Two de Kooning paintings were included in the show, as were two by Georg Baselitz, though his gestures look tame compared to Soutine’s. Frank Auerbach’s and especially Leon Kossoff ’s contributions perhaps come closest to Soutine’s anxious, self-dramatizing spirit; the works by Gandy Brodie, Richard Diebenkorn, Louise Fishman, and Philip Guston, however, seem almost too polite to have been included. Even Jean Dubuffet’s vigorous handling looks elegant next to Soutine’s raw, turbulent brushwork. But perhaps the strangest affinities suggested were with Louise Bourgeois’s suspended sculpture, The Quartered One, 1964–65, which looks much more Beuysian than Soutine-like, and with Joel Shapiro’s hanging geometrical constructions, which appear little more than a bad joke in this context.

Soutine’s paintings beat all those to which they were here compared, and make most judgments sound ridiculous too. Both critics and artists generally miss the point of Soutine: They tend to see his paintings in purely formalist terms, almost entirely overlooking their fantasy, violent urgency, and uncanniness. Thus Thomas Hess, describing a Soutine landscape, acknowledges “the personal sensation of terror, violence, and paint” in it, but then stupidly remarks that the work “is fitted together as deftly as any Cubist portrait.” He’s completely wrong, or else only trivially right: The parts don’t fit seamlessly together. Instability and unsteadiness are their very point.

Why in any case should Cubism be the measure of Soutine’s Expressionism? It’s the old avant-garde party line, privileging abstraction over representation, calculation over intuition, geometry over gesture, the determined and predetermined over the indeterminate and unexpected. Clement Greenberg raved about the artist’s gesturalism, but finally dismissed his paintings as failures because, despite their attempt to translate powerful feelings into aesthetic form, they were unable to achieve “decorative unity.” It is exactly this failure that makes them poignantly great.

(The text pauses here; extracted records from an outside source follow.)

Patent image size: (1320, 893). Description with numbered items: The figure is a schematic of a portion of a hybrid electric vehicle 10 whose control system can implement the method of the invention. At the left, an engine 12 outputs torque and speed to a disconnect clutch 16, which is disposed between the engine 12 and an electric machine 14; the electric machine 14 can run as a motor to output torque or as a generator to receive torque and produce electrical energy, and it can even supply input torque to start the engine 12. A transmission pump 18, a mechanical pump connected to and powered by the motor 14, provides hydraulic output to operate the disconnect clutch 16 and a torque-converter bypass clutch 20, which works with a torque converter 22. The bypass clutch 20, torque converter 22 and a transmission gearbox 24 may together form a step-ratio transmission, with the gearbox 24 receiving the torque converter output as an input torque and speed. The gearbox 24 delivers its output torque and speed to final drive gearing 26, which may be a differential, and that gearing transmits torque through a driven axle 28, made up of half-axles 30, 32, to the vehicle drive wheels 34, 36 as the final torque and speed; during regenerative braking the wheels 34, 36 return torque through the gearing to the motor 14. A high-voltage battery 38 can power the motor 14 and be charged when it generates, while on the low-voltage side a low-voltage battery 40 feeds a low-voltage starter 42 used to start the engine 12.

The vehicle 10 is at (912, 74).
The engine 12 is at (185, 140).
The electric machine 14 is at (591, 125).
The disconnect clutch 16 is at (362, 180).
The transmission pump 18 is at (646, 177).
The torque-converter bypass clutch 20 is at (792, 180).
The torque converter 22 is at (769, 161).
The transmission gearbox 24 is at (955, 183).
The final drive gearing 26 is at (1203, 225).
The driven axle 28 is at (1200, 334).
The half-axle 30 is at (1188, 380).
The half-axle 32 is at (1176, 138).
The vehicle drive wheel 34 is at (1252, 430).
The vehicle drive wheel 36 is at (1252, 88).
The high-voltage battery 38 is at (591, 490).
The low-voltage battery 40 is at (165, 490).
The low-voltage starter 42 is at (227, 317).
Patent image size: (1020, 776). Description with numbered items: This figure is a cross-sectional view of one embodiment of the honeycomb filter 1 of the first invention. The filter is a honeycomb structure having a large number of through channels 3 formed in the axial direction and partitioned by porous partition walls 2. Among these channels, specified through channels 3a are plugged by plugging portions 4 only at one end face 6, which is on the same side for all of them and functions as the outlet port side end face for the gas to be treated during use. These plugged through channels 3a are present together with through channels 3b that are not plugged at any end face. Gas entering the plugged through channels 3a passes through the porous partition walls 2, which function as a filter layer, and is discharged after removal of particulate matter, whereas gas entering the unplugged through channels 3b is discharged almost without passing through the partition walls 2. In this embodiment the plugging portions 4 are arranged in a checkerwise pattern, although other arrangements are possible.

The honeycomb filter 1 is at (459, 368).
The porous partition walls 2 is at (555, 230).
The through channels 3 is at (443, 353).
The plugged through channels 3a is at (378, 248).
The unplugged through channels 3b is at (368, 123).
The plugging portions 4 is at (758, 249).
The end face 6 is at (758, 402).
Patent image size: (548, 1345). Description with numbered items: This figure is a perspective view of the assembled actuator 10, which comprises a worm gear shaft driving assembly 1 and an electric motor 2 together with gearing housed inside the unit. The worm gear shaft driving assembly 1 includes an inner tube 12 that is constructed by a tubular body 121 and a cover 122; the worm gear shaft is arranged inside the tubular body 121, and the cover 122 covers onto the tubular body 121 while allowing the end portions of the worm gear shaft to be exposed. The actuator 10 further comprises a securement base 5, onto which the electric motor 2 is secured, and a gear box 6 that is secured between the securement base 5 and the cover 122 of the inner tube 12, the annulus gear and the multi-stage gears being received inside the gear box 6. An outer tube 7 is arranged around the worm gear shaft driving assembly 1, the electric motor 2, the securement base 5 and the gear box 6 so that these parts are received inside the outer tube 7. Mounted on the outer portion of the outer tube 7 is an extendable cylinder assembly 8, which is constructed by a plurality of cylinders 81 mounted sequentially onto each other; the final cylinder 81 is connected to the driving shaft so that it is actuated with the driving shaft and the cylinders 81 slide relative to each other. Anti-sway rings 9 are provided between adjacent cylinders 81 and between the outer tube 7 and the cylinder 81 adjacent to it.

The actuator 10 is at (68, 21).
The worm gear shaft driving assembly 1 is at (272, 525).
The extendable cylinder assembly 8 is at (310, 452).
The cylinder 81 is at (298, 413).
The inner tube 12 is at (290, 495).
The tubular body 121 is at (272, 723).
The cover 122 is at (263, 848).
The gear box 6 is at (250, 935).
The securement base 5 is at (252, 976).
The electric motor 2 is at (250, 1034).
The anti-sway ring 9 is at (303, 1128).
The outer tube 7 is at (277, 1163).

Soutine’s works’ Jewishness, an issue left unaddressed by the exhibition, also has a part to play: Many of his images are metaphors for Jewish suffering. It may not be fashionable to talk of the poverty of the shtetl and the persecution of the Jews in contemporary America (wealthy despite the continued existence of poverty) but Soutine’s dead animals began as humble food on an otherwise barren table, not fancy still lifes meant for aesthetic edification, and it is the painter’s experience of these things that gives his art its morbidity, independence, and sacramental character. Several major Soutines were on display here, but none of the great portraits, and however much the other artists’ contributions seemed to pick up on his themes, they almost always appeared second-rate in his company.